And opens the network to abuses Tor was meant to protect against. If proof-of-destination is built into the network then that is a huge step towards invalidating the main benefit of using a VPN -- you don't want someone (your local authority) knowing where you've been. Current VPNs sort-of work by not being in your local jurisdiction. Decentralizing it makes it easier to attack.
You have proof that someone visited a specific site because it uses a value derived from that site's SSL cert. You just don't have any more knowledge than that.
> Note that such a proof is not straightforward. We firstly
prove that a ciphertext, CS N I , is the result of an encryption
without disclosing the public key nor the plaintext. This
causes the highest overhead in our construction. We use
the construction presented in [7] for this purpose.
> Then we
need to link the public key encrypted in clause two, with
the one used in clause one. For this we use a proof that two
commitments hide the same secret [5].
> Finally the third clause
can be openly computed by A given that it received the public
key from R.
> Using this, S can convince A that the tunnel created is to
a domain that the latter considers valid, without disclosing
which one.
Tor is funded by the US government, probably as a way of disseminating US propaganda during government overthrows. When conducting psyops, governments sometimes block the online channels the US uses. With them also controlling so many nodes, they can use Tor for surveillance.
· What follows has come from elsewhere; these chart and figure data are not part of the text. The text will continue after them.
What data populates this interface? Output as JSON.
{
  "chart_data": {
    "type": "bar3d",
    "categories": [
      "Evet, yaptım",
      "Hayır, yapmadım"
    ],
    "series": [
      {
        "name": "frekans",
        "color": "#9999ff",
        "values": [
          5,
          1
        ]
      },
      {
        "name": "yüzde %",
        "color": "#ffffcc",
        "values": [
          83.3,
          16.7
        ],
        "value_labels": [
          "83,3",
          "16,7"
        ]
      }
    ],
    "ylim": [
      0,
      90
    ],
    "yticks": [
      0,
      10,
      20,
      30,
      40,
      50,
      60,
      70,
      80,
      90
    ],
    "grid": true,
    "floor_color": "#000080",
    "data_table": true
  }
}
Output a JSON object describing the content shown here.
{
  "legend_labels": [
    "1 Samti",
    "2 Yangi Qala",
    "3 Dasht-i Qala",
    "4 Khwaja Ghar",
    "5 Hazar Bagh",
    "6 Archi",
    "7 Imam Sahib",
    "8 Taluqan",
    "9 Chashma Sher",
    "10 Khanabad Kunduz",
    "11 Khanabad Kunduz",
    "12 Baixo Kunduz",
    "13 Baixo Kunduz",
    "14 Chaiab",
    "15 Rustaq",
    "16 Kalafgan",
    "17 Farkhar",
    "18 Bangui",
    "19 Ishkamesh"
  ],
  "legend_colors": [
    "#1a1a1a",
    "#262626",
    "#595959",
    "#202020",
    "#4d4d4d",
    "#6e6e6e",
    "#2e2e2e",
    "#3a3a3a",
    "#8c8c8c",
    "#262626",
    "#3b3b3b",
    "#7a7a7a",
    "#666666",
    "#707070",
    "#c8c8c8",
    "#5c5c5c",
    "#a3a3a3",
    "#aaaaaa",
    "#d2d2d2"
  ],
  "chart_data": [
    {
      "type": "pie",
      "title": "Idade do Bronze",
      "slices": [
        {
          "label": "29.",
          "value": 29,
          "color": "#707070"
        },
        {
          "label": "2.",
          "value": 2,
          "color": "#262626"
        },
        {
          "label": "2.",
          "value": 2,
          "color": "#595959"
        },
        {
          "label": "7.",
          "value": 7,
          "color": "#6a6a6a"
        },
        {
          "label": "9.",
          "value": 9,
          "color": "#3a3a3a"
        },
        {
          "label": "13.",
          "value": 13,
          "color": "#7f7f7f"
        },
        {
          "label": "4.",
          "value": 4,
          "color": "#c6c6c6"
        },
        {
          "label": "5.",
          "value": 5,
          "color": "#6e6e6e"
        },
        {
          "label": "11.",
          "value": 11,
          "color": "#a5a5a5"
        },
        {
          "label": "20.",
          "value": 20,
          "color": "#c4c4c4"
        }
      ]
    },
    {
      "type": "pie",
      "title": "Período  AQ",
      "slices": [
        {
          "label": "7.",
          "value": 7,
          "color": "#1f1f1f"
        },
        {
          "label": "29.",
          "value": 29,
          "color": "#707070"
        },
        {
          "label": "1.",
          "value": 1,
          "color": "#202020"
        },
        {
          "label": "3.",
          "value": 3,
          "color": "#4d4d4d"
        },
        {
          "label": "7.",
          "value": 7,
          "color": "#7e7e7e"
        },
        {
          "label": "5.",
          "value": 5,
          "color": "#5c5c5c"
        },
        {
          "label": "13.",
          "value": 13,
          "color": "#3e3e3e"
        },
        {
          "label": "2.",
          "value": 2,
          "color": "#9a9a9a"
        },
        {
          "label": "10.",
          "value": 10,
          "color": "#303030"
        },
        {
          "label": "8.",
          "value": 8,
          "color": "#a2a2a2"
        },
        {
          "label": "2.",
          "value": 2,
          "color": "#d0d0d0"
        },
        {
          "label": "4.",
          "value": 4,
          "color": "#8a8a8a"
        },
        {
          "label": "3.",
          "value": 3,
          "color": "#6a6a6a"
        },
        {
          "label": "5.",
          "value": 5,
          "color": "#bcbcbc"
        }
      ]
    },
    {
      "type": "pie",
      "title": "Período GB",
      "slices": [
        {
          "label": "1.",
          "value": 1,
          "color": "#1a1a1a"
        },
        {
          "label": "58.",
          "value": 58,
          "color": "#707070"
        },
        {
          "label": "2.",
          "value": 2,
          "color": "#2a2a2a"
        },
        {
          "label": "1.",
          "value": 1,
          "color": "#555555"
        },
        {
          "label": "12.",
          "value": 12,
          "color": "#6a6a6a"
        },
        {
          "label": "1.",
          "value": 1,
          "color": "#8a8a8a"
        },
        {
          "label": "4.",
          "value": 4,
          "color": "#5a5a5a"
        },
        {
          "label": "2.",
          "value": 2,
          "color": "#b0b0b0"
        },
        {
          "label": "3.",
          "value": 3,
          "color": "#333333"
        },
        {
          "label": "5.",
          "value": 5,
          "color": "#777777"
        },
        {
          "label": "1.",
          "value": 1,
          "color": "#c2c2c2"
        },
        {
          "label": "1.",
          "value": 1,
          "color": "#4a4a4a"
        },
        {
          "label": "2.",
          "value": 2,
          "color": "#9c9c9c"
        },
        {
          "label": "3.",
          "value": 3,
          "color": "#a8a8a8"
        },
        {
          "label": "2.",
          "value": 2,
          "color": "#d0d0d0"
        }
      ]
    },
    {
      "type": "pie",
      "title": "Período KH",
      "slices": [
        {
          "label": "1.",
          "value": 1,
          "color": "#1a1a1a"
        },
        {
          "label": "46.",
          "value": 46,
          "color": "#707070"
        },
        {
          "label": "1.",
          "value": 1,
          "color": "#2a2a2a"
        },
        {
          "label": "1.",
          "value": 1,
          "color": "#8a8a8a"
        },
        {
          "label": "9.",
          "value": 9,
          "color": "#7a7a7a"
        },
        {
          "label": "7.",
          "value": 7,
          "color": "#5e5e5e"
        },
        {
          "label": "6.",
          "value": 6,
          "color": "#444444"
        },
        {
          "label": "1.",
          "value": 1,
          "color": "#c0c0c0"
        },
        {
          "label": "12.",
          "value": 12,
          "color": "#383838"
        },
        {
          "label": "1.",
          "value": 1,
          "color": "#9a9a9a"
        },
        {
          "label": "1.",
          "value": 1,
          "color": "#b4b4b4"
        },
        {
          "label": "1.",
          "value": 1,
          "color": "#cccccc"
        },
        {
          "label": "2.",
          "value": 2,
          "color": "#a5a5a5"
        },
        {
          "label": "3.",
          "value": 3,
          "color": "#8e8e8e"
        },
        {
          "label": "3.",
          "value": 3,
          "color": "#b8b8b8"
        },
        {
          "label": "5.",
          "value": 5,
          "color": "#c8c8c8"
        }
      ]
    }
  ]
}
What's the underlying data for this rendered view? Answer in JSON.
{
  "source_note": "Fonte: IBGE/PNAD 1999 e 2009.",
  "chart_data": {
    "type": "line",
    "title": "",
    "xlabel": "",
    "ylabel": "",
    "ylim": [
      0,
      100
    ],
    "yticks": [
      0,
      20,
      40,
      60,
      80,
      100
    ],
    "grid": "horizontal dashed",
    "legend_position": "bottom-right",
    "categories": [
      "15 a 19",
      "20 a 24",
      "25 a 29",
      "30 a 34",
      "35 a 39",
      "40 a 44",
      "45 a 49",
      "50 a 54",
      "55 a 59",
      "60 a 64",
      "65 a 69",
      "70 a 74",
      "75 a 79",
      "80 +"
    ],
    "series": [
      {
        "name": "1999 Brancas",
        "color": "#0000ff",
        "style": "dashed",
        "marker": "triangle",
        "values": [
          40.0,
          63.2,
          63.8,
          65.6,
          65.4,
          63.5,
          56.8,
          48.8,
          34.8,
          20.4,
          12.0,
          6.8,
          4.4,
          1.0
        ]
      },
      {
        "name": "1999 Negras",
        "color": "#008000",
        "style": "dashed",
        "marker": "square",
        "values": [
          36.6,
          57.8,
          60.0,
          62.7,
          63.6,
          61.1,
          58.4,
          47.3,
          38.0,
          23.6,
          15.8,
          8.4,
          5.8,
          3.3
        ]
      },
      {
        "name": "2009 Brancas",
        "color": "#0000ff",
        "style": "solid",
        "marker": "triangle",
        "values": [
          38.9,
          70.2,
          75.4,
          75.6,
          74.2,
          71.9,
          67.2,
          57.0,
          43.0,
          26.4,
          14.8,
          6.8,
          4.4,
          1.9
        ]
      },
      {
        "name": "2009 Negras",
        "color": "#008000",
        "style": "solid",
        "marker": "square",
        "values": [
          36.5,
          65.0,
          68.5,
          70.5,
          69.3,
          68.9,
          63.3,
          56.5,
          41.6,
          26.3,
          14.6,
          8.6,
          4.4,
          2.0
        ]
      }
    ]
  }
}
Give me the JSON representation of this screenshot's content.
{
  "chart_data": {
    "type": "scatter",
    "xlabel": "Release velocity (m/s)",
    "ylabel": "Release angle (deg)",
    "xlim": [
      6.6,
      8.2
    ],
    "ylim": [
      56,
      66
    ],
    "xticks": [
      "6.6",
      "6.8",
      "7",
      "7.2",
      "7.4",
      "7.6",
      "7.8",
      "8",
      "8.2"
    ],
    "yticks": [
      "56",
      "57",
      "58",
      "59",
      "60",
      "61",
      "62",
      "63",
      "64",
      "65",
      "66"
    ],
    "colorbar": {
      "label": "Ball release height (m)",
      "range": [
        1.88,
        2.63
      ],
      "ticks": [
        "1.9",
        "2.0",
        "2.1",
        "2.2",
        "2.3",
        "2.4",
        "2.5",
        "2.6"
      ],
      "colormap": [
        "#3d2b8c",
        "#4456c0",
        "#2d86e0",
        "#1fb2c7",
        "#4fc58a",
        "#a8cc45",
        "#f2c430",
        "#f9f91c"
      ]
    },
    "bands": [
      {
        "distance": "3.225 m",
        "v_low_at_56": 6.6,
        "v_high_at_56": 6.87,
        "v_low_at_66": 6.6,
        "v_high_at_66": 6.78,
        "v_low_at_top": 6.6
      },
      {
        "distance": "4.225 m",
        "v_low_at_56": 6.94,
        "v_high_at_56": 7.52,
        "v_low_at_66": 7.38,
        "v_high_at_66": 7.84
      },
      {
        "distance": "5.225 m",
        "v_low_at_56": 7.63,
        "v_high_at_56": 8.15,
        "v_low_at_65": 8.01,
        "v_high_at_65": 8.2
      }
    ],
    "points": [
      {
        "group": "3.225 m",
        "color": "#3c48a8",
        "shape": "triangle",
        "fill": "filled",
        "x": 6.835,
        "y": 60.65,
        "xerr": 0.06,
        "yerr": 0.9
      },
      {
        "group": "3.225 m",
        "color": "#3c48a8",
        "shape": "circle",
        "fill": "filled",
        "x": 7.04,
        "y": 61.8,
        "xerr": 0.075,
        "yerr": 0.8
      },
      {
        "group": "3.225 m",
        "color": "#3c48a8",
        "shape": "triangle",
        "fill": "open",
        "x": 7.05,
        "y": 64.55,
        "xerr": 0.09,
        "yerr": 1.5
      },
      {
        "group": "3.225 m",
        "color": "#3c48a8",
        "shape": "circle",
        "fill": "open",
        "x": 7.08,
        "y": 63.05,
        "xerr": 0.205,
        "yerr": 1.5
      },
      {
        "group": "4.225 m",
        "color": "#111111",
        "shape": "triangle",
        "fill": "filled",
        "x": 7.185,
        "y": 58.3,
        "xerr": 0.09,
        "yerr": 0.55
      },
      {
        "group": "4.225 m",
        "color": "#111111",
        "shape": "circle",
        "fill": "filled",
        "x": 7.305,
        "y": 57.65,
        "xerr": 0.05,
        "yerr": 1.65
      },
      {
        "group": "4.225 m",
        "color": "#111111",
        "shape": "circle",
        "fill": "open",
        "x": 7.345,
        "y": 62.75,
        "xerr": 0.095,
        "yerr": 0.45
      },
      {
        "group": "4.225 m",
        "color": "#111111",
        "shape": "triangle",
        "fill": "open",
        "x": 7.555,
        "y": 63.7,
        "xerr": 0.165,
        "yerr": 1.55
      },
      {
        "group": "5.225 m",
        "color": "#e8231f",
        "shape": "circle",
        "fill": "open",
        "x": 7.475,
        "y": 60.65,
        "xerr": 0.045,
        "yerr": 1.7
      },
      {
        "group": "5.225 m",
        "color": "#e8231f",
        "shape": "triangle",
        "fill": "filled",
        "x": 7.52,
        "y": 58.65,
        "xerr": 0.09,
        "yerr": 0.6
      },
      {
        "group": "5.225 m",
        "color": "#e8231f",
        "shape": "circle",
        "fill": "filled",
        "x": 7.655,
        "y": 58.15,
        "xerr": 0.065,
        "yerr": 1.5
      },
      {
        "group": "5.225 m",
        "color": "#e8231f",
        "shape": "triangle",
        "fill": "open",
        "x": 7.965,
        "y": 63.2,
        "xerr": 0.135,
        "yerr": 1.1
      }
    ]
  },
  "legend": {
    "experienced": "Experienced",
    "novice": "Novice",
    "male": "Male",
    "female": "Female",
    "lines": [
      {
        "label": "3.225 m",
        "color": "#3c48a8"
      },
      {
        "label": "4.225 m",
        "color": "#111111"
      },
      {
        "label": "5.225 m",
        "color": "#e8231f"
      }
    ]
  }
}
Tor is funded by the us government. Why is very unclear. They may have backdoored it. They may be using it for surveillance. They are probably not using it to disseminate propaganda (they can do that over traditional channels). However, the likeliest reason (imo) for funding tor is simply that they need it themselves. There's a famous--and possibly apocryphal--anecdote from a security researcher who met an FBI agent at defcon. The security researcher brought up tor, and the FBI agent said 'oh, yeah, we have our own anonymity network like that--except it's just for the FBI'. The security researcher was unable to explain to the FBI agent why that made no sense.
It was revealed the FBI poses as Russians when doing their digital operations; maybe that's what they meant.
Tor absolutely spreads US propaganda. The "clear net" does too. The utility of Tor is that it prevents that clear net propaganda from being firewalled.
In the case of Hong Kong, we know who funds the terrorists. They meet with them in person and have been photographed, and the US makes no secret of how much they spend on terrorism in Hong Kong. But I still wonder how guides and instructions are given to the right people. Having read many CIA documents written to terrorist groups, I do wonder how they send these to HK terror leaders in the digital age. Tor is a candidate. Number stations, I kinda doubt.
This allows edit nodes to decide what types of content will be routed to their node.